Effectiveness of colonoscopy as a screening tool for colorectal cancer prevention depends on the quality of bowel preparation. The type of bowel preparation agent prescribed is largely dependent on the prescriber's preference, indicating a lack of standard. A retrospective study (N = 84) compared the quality of bowel preparation using 2-L split-dose polyethylene glycol prep (MoviPrep) to other standard bowel preparations. Colonic mucosa visualized using the Boston Bowel Preparation Scale, cecal intubation indicating successful completion of colonoscopy, scope withdrawal time, and procedure duration were measured as outcomes. Gastroenterologists from one academic practice prescribed 2-L split-dose bowel preparation (MoviPrep) (Group A) compared with Group B that did not prescribe MoviPrep. Results of an independent t test between the 2 provider groups demonstrated a statistically significant difference in colon visualization based on Boston Bowel Preparation Score (t [40] = - 2.1, p = .035).
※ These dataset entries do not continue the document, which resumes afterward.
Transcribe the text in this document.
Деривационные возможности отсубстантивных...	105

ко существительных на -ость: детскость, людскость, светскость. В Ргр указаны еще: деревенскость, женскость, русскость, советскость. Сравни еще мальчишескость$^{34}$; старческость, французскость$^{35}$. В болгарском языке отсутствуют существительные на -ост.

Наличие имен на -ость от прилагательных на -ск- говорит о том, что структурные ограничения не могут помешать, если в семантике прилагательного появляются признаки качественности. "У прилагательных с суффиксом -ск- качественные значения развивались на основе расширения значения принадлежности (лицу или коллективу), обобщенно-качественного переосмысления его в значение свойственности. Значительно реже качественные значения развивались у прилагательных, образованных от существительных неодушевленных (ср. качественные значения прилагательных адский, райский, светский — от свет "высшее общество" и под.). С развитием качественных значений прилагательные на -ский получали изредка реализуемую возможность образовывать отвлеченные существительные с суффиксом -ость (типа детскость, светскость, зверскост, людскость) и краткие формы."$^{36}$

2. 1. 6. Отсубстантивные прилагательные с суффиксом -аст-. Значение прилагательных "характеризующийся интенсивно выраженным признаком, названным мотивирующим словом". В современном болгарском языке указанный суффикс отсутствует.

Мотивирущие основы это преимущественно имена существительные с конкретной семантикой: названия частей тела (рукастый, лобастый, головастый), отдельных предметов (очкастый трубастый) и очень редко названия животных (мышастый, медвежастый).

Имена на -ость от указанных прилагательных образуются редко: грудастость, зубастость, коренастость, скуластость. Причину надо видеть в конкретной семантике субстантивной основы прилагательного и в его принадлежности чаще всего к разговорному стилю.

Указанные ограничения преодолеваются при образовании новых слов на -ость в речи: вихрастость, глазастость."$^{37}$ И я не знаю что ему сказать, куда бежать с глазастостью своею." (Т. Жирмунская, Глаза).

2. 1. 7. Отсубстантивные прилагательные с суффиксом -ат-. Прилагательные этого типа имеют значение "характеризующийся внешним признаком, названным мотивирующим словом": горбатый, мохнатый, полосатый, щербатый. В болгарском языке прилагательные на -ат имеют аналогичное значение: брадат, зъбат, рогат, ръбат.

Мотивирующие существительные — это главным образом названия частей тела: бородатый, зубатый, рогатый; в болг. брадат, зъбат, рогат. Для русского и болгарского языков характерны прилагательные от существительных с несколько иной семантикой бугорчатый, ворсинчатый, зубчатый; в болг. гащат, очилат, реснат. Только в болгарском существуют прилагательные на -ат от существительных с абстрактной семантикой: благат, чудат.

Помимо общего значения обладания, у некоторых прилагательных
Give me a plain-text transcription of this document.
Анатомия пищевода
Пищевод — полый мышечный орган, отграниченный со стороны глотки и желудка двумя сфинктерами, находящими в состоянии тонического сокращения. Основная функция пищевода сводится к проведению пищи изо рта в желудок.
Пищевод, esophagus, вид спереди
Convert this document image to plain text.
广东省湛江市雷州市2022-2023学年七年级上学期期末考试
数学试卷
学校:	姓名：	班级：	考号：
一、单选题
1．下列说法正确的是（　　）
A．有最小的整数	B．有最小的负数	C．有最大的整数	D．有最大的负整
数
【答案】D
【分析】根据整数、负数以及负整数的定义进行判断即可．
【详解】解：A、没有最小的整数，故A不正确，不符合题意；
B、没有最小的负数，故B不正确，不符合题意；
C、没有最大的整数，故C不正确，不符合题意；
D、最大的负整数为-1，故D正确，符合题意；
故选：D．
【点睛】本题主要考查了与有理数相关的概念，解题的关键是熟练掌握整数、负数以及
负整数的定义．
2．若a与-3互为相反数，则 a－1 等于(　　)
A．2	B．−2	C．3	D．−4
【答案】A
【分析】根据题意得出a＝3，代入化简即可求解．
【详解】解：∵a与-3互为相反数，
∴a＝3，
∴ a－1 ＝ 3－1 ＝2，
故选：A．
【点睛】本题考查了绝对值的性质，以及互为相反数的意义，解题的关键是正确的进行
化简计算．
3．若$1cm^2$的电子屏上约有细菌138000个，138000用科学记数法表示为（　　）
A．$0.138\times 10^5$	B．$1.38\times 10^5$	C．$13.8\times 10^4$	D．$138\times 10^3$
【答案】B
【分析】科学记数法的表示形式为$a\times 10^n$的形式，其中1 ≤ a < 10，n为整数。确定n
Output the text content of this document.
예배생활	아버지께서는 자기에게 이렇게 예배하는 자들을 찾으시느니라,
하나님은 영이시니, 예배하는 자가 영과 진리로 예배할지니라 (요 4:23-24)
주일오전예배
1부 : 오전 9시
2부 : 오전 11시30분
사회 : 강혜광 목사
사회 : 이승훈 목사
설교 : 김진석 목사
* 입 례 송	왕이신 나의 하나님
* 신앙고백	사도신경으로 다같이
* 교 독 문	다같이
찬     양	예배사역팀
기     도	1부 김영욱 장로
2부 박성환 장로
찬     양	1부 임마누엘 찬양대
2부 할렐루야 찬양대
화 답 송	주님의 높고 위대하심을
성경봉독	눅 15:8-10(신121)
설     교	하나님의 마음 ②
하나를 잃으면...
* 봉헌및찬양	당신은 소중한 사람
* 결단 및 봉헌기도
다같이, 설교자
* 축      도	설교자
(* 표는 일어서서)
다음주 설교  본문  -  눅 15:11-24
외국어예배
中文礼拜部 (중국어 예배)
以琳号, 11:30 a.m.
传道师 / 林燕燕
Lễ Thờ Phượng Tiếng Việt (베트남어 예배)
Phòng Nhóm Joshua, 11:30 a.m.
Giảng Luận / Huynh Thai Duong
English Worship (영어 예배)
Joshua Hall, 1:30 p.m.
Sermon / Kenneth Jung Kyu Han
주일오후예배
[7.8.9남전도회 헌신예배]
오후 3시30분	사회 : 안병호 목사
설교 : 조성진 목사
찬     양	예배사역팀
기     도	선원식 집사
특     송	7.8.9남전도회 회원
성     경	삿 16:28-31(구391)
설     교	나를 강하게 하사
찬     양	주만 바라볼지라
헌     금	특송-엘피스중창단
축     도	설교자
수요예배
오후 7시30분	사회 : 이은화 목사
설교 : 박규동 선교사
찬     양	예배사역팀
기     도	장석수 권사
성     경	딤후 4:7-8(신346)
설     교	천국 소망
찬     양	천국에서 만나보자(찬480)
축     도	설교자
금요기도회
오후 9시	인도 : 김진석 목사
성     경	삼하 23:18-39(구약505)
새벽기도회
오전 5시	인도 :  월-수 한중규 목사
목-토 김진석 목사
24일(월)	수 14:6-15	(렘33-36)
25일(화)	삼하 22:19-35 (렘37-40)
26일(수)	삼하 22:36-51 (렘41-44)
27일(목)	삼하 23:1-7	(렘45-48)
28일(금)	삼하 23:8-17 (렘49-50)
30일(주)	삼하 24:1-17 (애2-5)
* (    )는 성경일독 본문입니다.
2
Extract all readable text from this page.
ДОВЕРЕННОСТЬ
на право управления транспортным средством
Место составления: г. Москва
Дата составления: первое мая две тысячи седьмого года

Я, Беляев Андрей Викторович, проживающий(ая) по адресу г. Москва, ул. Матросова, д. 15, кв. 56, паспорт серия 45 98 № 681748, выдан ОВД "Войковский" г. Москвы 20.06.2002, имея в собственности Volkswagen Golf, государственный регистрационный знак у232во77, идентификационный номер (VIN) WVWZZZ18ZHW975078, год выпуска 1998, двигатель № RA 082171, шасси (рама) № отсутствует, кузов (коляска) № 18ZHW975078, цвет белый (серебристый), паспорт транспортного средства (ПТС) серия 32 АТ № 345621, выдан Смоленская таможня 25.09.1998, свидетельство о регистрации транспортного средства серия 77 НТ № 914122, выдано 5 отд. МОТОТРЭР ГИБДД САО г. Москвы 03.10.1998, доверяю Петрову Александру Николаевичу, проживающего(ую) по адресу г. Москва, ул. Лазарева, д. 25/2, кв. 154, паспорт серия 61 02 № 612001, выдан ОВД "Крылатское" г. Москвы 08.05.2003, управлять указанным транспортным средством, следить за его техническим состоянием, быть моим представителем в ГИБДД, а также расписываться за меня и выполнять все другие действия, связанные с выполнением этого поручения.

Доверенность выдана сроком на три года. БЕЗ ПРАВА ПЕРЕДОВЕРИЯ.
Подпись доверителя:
Similar statistically significant results were seen within Group A, which received 2-L split-dose polyethylene glycol bowel preparation and other preparations (t [61] = - 2.55, p = .013). All patients had successful completion of colonoscopy, with no statistical difference in procedure duration and scope withdrawal time. Future studies should confirm the benefits of 2-L split-dose polyethylene glycol preparation for improved colon visualization during screening colonoscopy.
结肠镜检查作为预防结直肠癌筛查工具的有效性取决于肠道准备的质量。所开肠道准备剂的类型很大程度上取决于开方者的偏好,这表明缺乏标准。一项回顾性研究(N = 84)比较了使用2升分剂量聚乙二醇制剂(MoviPrep)与其他标准肠道准备方法的肠道准备质量。使用波士顿肠道准备量表评估结肠黏膜可视化情况,以盲肠插管表示结肠镜检查成功完成,测量退镜时间和操作持续时间作为结果。来自一个学术机构的胃肠病学家为A组开出2升分剂量肠道准备剂(MoviPrep),B组未开MoviPrep。两组提供者之间的独立t检验结果显示,基于波士顿肠道准备评分,结肠可视化存在统计学显著差异(t [40] = - 2.1,p = .035)。在接受2升分剂量聚乙二醇肠道准备剂和其他制剂的A组中也观察到类似的统计学显著结果(t [61] = - 2.55,p = .013)。所有患者结肠镜检查均成功完成,操作持续时间和退镜时间无统计学差异。未来的研究应证实2升分剂量聚乙二醇制剂在筛查结肠镜检查中改善结肠可视化的益处。